Los virus viven en casa
Para los bioaerosoles (los constituidos en torno a un ser vivo) el viaje no está exento de riesgos. La desecación, la radiación y la falta de nutrientes han obligado a las esporas a mantener un metabolismo muy bajo, sin necesidad de alimentación externa, y recubrirse de gruesas paredes y de pigmentos con factor de protección solar elevado.
Los virus han aprendido a seguir activos ante la presencia de oxígeno y a dividirse entre desnudos, más adaptados a niveles altos de humedad, y cubiertos, en casa en las zonas secas.
1 con 24 ceros detrás son las células que vuelan en al aire de todo el globo cada año.

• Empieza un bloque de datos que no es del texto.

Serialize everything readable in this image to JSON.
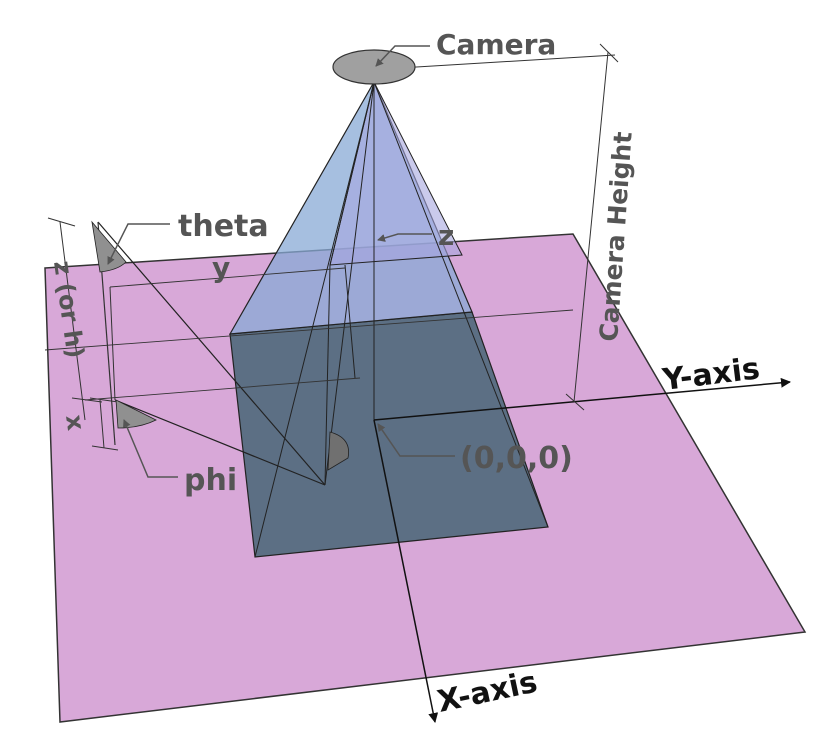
{
  "labels": {
    "camera": "Camera",
    "camera_height": "Camera Height",
    "theta": "theta",
    "phi": "phi",
    "z_or_h": "z (or h)",
    "y": "y",
    "x": "x",
    "z": "z",
    "origin": "(0,0,0)",
    "y_axis": "Y-axis",
    "x_axis": "X-axis"
  },
  "colors": {
    "ground_plane": "#d8a8d8",
    "frustum_upper": "#8ab0d8",
    "frustum_lower": "#5a6e82",
    "camera_body": "#a0a0a0",
    "angle_marker": "#909090",
    "label_text": "#555555",
    "axis_text": "#111111"
  }
}
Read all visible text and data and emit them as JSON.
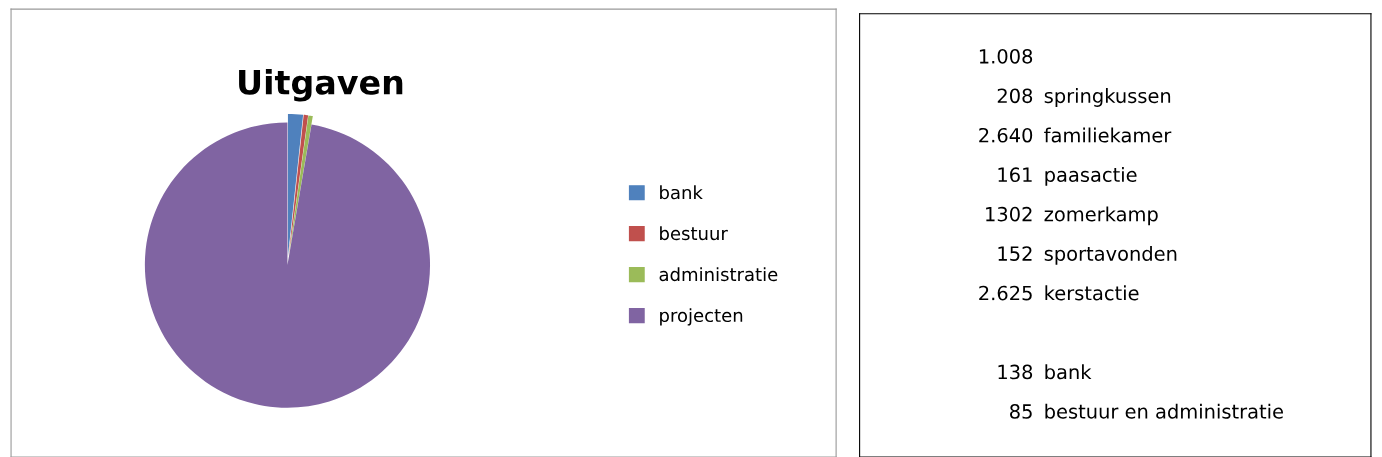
{
  "chart_data": [
    {
      "type": "pie",
      "title": "Uitgaven",
      "categories": [
        "bank",
        "bestuur",
        "administratie",
        "projecten"
      ],
      "values": [
        1.7,
        0.5,
        0.5,
        97.3
      ],
      "colors": [
        "#4f81bd",
        "#c0504d",
        "#9bbb59",
        "#8064a2"
      ],
      "legend": "right"
    },
    {
      "type": "other",
      "categories": [
        null,
        "springkussen",
        "familiekamer",
        "paasactie",
        "zomerkamp",
        "sportavonden",
        "kerstactie",
        null,
        "bank",
        "bestuur en administratie"
      ],
      "values": [
        1008,
        208,
        2640,
        161,
        1302,
        152,
        2625,
        null,
        138,
        85
      ],
      "value_labels": [
        "1.008",
        "208",
        "2.640",
        "161",
        "1302",
        "152",
        "2.625",
        null,
        "138",
        "85"
      ]
    }
  ]
}
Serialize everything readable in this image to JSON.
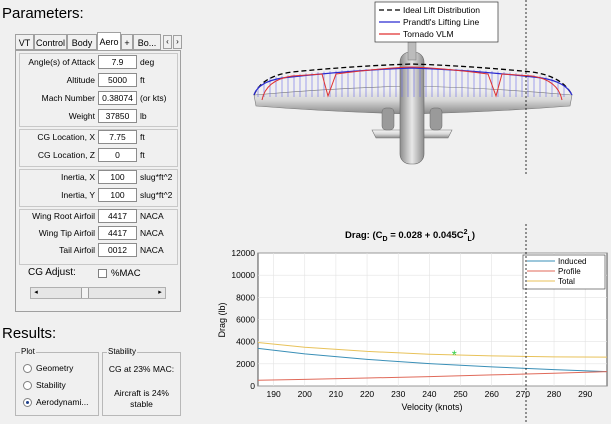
{
  "parameters_title": "Parameters:",
  "tabs": [
    {
      "label": "VT",
      "active": false
    },
    {
      "label": "Control",
      "active": false
    },
    {
      "label": "Body",
      "active": false
    },
    {
      "label": "Aero",
      "active": true
    },
    {
      "label": "+",
      "active": false
    },
    {
      "label": "Bo...",
      "active": false
    }
  ],
  "fields": [
    {
      "label": "Angle(s) of Attack",
      "value": "7.9",
      "unit": "deg"
    },
    {
      "label": "Altitude",
      "value": "5000",
      "unit": "ft"
    },
    {
      "label": "Mach Number",
      "value": "0.38074",
      "unit": "(or kts)"
    },
    {
      "label": "Weight",
      "value": "37850",
      "unit": "lb"
    },
    {
      "label": "CG Location, X",
      "value": "7.75",
      "unit": "ft"
    },
    {
      "label": "CG Location, Z",
      "value": "0",
      "unit": "ft"
    },
    {
      "label": "Inertia, X",
      "value": "100",
      "unit": "slug*ft^2"
    },
    {
      "label": "Inertia, Y",
      "value": "100",
      "unit": "slug*ft^2"
    },
    {
      "label": "Wing Root Airfoil",
      "value": "4417",
      "unit": "NACA"
    },
    {
      "label": "Wing Tip Airfoil",
      "value": "4417",
      "unit": "NACA"
    },
    {
      "label": "Tail Airfoil",
      "value": "0012",
      "unit": "NACA"
    }
  ],
  "cg_adjust": {
    "label": "CG Adjust:",
    "checkbox_label": "%MAC",
    "checked": false,
    "slider_position": 0.3
  },
  "results_title": "Results:",
  "plot_group": {
    "title": "Plot",
    "options": [
      {
        "label": "Geometry",
        "selected": false
      },
      {
        "label": "Stability",
        "selected": false
      },
      {
        "label": "Aerodynami...",
        "selected": true
      }
    ]
  },
  "stability_group": {
    "title": "Stability",
    "line1": "CG at 23% MAC:",
    "line2": "Aircraft is 24%",
    "line3": "stable"
  },
  "lift_legend": [
    {
      "name": "Ideal Lift Distribution",
      "color": "#000000",
      "dash": true
    },
    {
      "name": "Prandtl's Lifting Line",
      "color": "#2a2ad0",
      "dash": false
    },
    {
      "name": "Tornado VLM",
      "color": "#e03030",
      "dash": false
    }
  ],
  "chart_data": {
    "type": "line",
    "title_prefix": "Drag: (C",
    "title_sub": "D",
    "title_mid": " = 0.028 + 0.045C",
    "title_sup": "2",
    "title_sub2": "L",
    "title_suffix": ")",
    "xlabel": "Velocity (knots)",
    "ylabel": "Drag (lb)",
    "xlim": [
      185,
      297
    ],
    "ylim": [
      0,
      12000
    ],
    "xticks": [
      190,
      200,
      210,
      220,
      230,
      240,
      250,
      260,
      270,
      280,
      290
    ],
    "yticks": [
      0,
      2000,
      4000,
      6000,
      8000,
      10000,
      12000
    ],
    "grid": true,
    "legend_position": "top-right",
    "series": [
      {
        "name": "Induced",
        "color": "#3a8fb7",
        "x": [
          185,
          200,
          220,
          240,
          260,
          280,
          297
        ],
        "y": [
          3400,
          2900,
          2400,
          2020,
          1720,
          1480,
          1300
        ]
      },
      {
        "name": "Profile",
        "color": "#e06a5a",
        "x": [
          185,
          200,
          220,
          240,
          260,
          280,
          297
        ],
        "y": [
          520,
          600,
          720,
          850,
          1000,
          1150,
          1300
        ]
      },
      {
        "name": "Total",
        "color": "#e8c25a",
        "x": [
          185,
          200,
          220,
          240,
          260,
          280,
          297
        ],
        "y": [
          3920,
          3500,
          3120,
          2870,
          2720,
          2630,
          2600
        ]
      }
    ],
    "marker": {
      "x": 248,
      "y": 2850,
      "color": "#2ecc40",
      "symbol": "*"
    },
    "vertical_line_x": 275
  },
  "colors": {
    "panel_bg": "#f0f0f0",
    "plot_bg": "#ffffff"
  }
}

Noah Fierer dirigió en Estados Unidos un proyecto de ciencia ciudadana cuyos voluntarios de todo el país recogieron durante 14 meses polvo de lugares que normalmente no se limpian. Con los resultados se elaboró el primer atlas de hongos y bacterias del país. Aunque algunos géneros se encontraban prácticamente en todas partes, comprobaron que la composición del aire entre ciudades distintas se parecía más que la de las ciudades y sus zonas rurales cercanas.
Fierer considera que se debe a que “en las ciudades suelen plantarse los mismos árboles y se alberga el mismo tipo de fauna”.
Algunos días, esos organismos están de enhorabuena. Las partículas sobre las que pueden viajar se multiplican por caprichosos motivos ajenos a su existencia. En todo el territorio estadounidense, por ejemplo, las partículas de entre 2 y 2,5 micras de diámetro multiplican desaforadamente su presencia en torno a la festividad del 4 de julio debido a la profusión generalizada de fuegos artificiales, según constataron Dian Seidel y Abigail Birnbaum, de la Agencia Nacional Oceánica y Atmosférica (NOAA, por sus siglas en inglés).
Eso sí, es posible que esos días otros seres vivos se desconcierten por la distorsión de sus mensajes al aire: las plantas e insectos que se comunican, alertan y defienden a base de feromonas, otros elementos químicos del gran puzle atmosférico. Muchos mamíferos macho las utilizan para provocar el celo de la hembra, y curiosamente las de elefantes y polillas son exactamente iguales. Quizá un 4 de julio provoque un curioso encuentro entre las dos especies.